Tau appears to be mainly cleared by autophagy. Nrf2 is believed to be essential in this. Interestingly, fisetin not only activates Nrf2, but also inhibits the activity of mTOR kinase. Normally when a cell is stressed or starved mTORC1 is inactivated enabling TFEB, which is considered a master regulator of autophagy, to move into the nucleus, where it coordinates the expression of autophagy and lysosomal genes, and stimulating lysosomal biogenesis. A recent study also showed that TFEB promotes the clearance of aberrant tau species and rescues behavioral and synaptic deficits in a mouse model.

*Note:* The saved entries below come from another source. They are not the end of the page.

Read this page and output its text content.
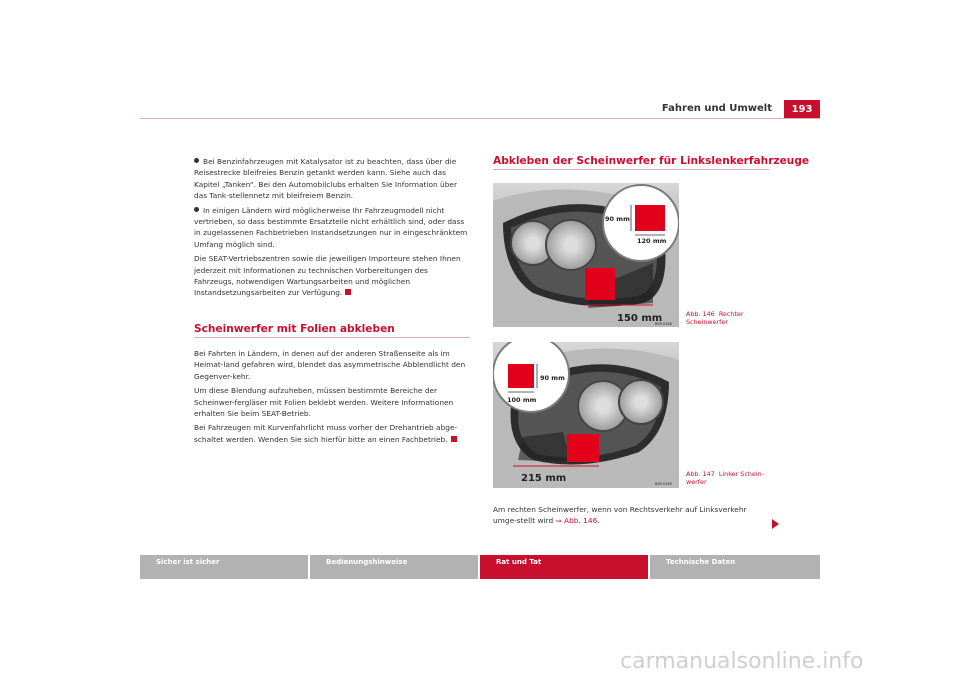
Fahren und Umwelt	193

Bei Benzinfahrzeugen mit Katalysator ist zu beachten, dass über die Reisestrecke bleifreies Benzin getankt werden kann. Siehe auch das Kapitel „Tanken“. Bei den Automobilclubs erhalten Sie Information über das Tank-stellennetz mit bleifreiem Benzin.

In einigen Ländern wird möglicherweise Ihr Fahrzeugmodell nicht vertrieben, so dass bestimmte Ersatzteile nicht erhältlich sind, oder dass in zugelassenen Fachbetrieben Instandsetzungen nur in eingeschränktem Umfang möglich sind.

Die SEAT-Vertriebszentren sowie die jeweiligen Importeure stehen Ihnen jederzeit mit Informationen zu technischen Vorbereitungen des Fahrzeugs, notwendigen Wartungsarbeiten und möglichen Instandsetzungsarbeiten zur Verfügung.

Scheinwerfer mit Folien abkleben

Bei Fahrten in Ländern, in denen auf der anderen Straßenseite als im Heimat-land gefahren wird, blendet das asymmetrische Abblendlicht den Gegenver-kehr.

Um diese Blendung aufzuheben, müssen bestimmte Bereiche der Scheinwer-fergläser mit Folien beklebt werden. Weitere Informationen erhalten Sie beim SEAT-Betrieb.

Bei Fahrzeugen mit Kurvenfahrlicht muss vorher der Drehantrieb abge-schaltet werden. Wenden Sie sich hierfür bitte an einen Fachbetrieb.

Abkleben der Scheinwerfer für Linkslenkerfahrzeuge
90 mm
120 mm
150 mm
B5P-0168
Abb. 146 Rechter Scheinwerfer
90 mm
100 mm
215 mm	B5P-0169
Abb. 147 Linker Schein-
werfer

Am rechten Scheinwerfer, wenn von Rechtsverkehr auf Linksverkehr umge-stellt wird ⇒ Abb. 146.

Sicher ist sicher	Bedienungshinweise	Rat und Tat	Technische Daten
carmanualsonline.info
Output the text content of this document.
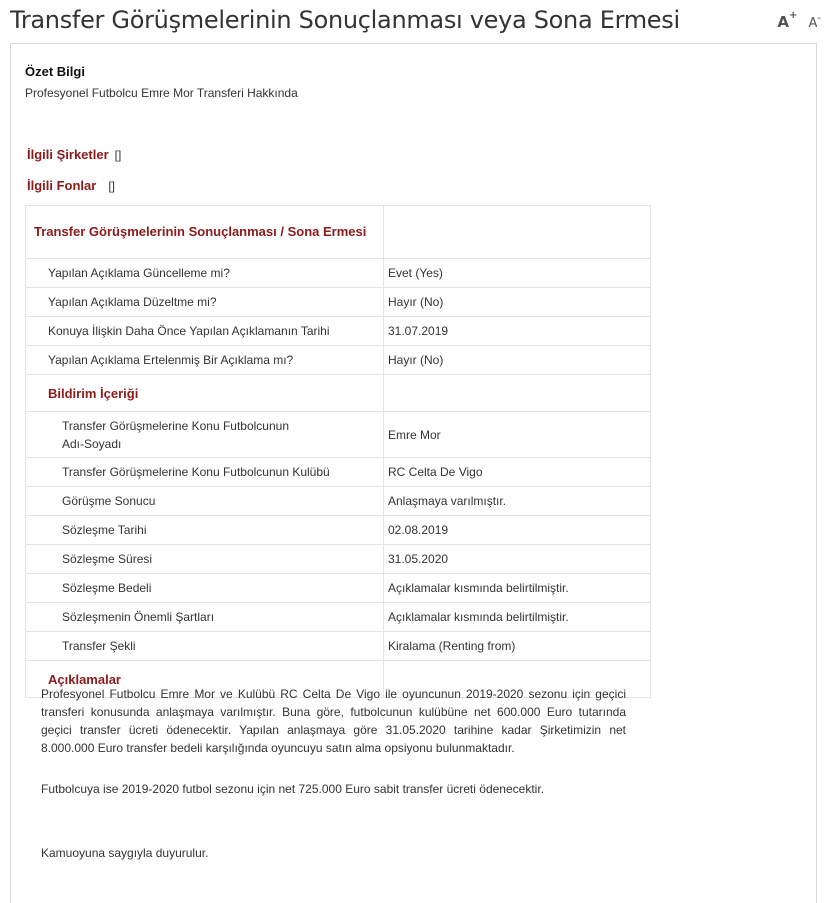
Transfer Görüşmelerinin Sonuçlanması veya Sona Ermesi	A+ A-
Özet Bilgi
Profesyonel Futbolcu Emre Mor Transferi Hakkında
İlgili Şirketler []
İlgili Fonlar []
Transfer Görüşmelerinin Sonuçlanması / Sona Ermesi	
Yapılan Açıklama Güncelleme mi?	Evet (Yes)
Yapılan Açıklama Düzeltme mi?	Hayır (No)
Konuya İlişkin Daha Önce Yapılan Açıklamanın Tarihi	31.07.2019
Yapılan Açıklama Ertelenmiş Bir Açıklama mı?	Hayır (No)
Bildirim İçeriği	
Transfer Görüşmelerine Konu Futbolcunun Adı-Soyadı	Emre Mor
Transfer Görüşmelerine Konu Futbolcunun Kulübü	RC Celta De Vigo
Görüşme Sonucu	Anlaşmaya varılmıştır.
Sözleşme Tarihi	02.08.2019
Sözleşme Süresi	31.05.2020
Sözleşme Bedeli	Açıklamalar kısmında belirtilmiştir.
Sözleşmenin Önemli Şartları	Açıklamalar kısmında belirtilmiştir.
Transfer Şekli	Kiralama (Renting from)
Açıklamalar	
Profesyonel Futbolcu Emre Mor ve Kulübü RC Celta De Vigo ile oyuncunun 2019-2020 sezonu için geçici transferi konusunda anlaşmaya varılmıştır. Buna göre, futbolcunun kulübüne net 600.000 Euro tutarında geçici transfer ücreti ödenecektir. Yapılan anlaşmaya göre 31.05.2020 tarihine kadar Şirketimizin net 8.000.000 Euro transfer bedeli karşılığında oyuncuyu satın alma opsiyonu bulunmaktadır.
Futbolcuya ise 2019-2020 futbol sezonu için net 725.000 Euro sabit transfer ücreti ödenecektir.
Kamuoyuna saygıyla duyurulur.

In this study the researchers therefore hypothesized that fisetin could promote the degradation of phosphorylated tau by enhancing autophagy through increasing the transcriptional activity of TFEB and Nrf2. To verify this theory they setup up an in-vitro experiment. Primary cortical neuronal cultures from rat embryonic forebrain were prepared and exposed to fisetin in various conditions.

It was found that treatment of cortical cells or primary neurons with fisetin resulted in significant decreases in the levels of phosphorylated tau. In addition, fisetin decreased the levels of sarkosyl-insoluble tau. However, there was no difference in activities of tau kinases and phosphatases, irrespective of fisetin treatment indicating that tau decrease likely needs to occur via increased autophagy. The test data showed Fisetin activated autophagy together with the activation of transcription factor EB (TFEB) and Nrf2 transcriptional factors. The mechanism of autophagy activation is likely due to rapamycin complex 1 (mTORC1) inhibition, since the phosphorylation levels of relevant enzymes were decreased in the presence of fisetin.

Together the results indicate that fisetin reduces levels of phosphorylated tau and suggest that fisetin is a potential preventive and therapeutic drug candidate for Alzheimer’s disease.